I’ll use the following basic workload to demonstrate the implementation.
Also, let’s assume you have set up KEDA and Kata with the remote hypervisor (peer pods) for a target environment (e.g., AWS). There are enough materials available to help you with the KEDA and Kata remote hypervisor setup. If you face any issues, please get in touch with me or comment on this blog with your issue.
apiVersion: apps/v1
kind: Deployment
metadata:
name: on-prem
spec:
replicas: 1
selector:
matchLabels:
app: my-web-app
template:
metadata:
labels:
app: my-web-app
spec:
containers:
- name: my-web-app
image: ghcr.io/mendhak/http-https-echo:34
ports:
- containerPort: 8080
The deployment mentioned above (on-prem) runs on-premises using the default container runtime. It uses the selector “app: my-web-app”. Also, note that the spec doesn’t contain any runtimeClass attribute.
Step-1
Create a Kubernetes service with the label selector used for the workload (“app: my-web-app”). We’ll use this label selector to select different backends across different runtimeClasses for the same service:
apiVersion: v1
kind: Service
metadata:
name: my-service
spec:
type: ClusterIP
selector:
app: my-web-app
ports:
- port: 80
targetPort: 8080
Step-2
Create a deployment targeting the remote environment and set the number of replicas to zero.
Shown below is the example deployment (remote):
apiVersion: apps/v1
kind: Deployment
metadata:
name: remote
spec:
replicas: 0
selector:
matchLabels:
app: my-web-app
template:
metadata:
labels:
app: my-web-app
environment: cloud
spec:
runtimeClassName: kata-remote
containers:
- name: my-web-app
image: ghcr.io/mendhak/http-https-echo:34
ports:
- containerPort: 8080
Step-3
Configure KEDA such that it monitors the on-prem deployment and triggers scaling in the remote deployment when additional capacity is required:
apiVersion: keda.sh/v1alpha1
kind: ScaledObject
metadata:
name: my-web-app-scaledobject
spec:
scaleTargetRef:
name: remote
minReplicaCount: 0
maxReplicaCount: 4
pollingInterval: 5
cooldownPeriod: 5
advanced:
restoreToOriginalReplicaCount: true
triggers:
- type: kubernetes-workload
metadata:
podSelector: 'app=my-web-app, environment notin (cloud)'
value: '3'
activationValue: '2'
Note the scaleTargetRef attribute. It’s set to remote. Also note the triggers. KEDA specifically monitors only the pods that belongs to on-prem deployment (podSelector: ‘app=my-web-app, environment notin (cloud)’).
This completes the setup.
Testing
To observe horizontal pod autoscaling across the two environments (on-prem and remote), you can scale out the number of replicas of the on-prem deployment. In practice, you’ll use some resource usage metrics (e.g. CPU or memory usage) for automatic scaling.
kubectl scale --replicas=3 deployment/on-prem
You’ll see that Kubernetes creates a pod for the remote deployment, and the number of replicas increases to 1. The number of replicas for the on-prem deployment increases from 1 to 2.
Conversely, when the number of replicas for the on-prem deployment decreases, KEDA automatically scales down the replicas in the remote deployment back to zero.

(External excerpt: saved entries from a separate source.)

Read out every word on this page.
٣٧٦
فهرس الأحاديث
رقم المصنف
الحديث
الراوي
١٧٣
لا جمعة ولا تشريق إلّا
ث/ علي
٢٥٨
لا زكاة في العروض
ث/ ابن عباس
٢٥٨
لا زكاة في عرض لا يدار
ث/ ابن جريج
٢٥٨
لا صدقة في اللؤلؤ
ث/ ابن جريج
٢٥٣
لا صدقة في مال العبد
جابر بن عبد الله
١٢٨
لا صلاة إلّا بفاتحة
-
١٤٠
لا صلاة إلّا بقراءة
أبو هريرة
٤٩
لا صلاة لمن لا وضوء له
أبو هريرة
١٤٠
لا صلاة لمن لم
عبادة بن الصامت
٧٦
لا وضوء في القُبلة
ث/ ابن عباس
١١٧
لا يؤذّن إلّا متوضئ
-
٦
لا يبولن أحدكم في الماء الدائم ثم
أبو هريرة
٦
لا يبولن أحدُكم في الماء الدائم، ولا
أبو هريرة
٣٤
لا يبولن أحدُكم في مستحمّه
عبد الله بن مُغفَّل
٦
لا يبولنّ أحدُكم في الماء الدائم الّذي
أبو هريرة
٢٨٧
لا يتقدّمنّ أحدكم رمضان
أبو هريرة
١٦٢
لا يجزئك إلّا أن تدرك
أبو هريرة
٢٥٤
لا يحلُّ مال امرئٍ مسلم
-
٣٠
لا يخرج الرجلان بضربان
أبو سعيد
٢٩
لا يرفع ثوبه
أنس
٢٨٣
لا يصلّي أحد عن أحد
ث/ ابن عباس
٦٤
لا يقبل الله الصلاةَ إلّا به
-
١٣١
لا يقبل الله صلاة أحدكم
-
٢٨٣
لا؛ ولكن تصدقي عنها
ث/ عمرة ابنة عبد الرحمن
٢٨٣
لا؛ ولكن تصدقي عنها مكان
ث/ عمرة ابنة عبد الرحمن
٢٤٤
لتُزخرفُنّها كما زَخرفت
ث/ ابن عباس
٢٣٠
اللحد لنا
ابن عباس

You can observe this by manually scaling down the number of replicas for the on-prem deployment.
kubectl scale --replicas=2 deployment/on-prem
And that’s about it.
We have used this approach for cloud bursting from on-prem, which you can read here — https://www.redhat.com/en/blog/secure-cloud-bursting-leveraging-confidential-computing-peace-mind
I hope this is useful. If you have a unique combination of Kubernetes features that solves your problem and you can share it, I would love to hear about it.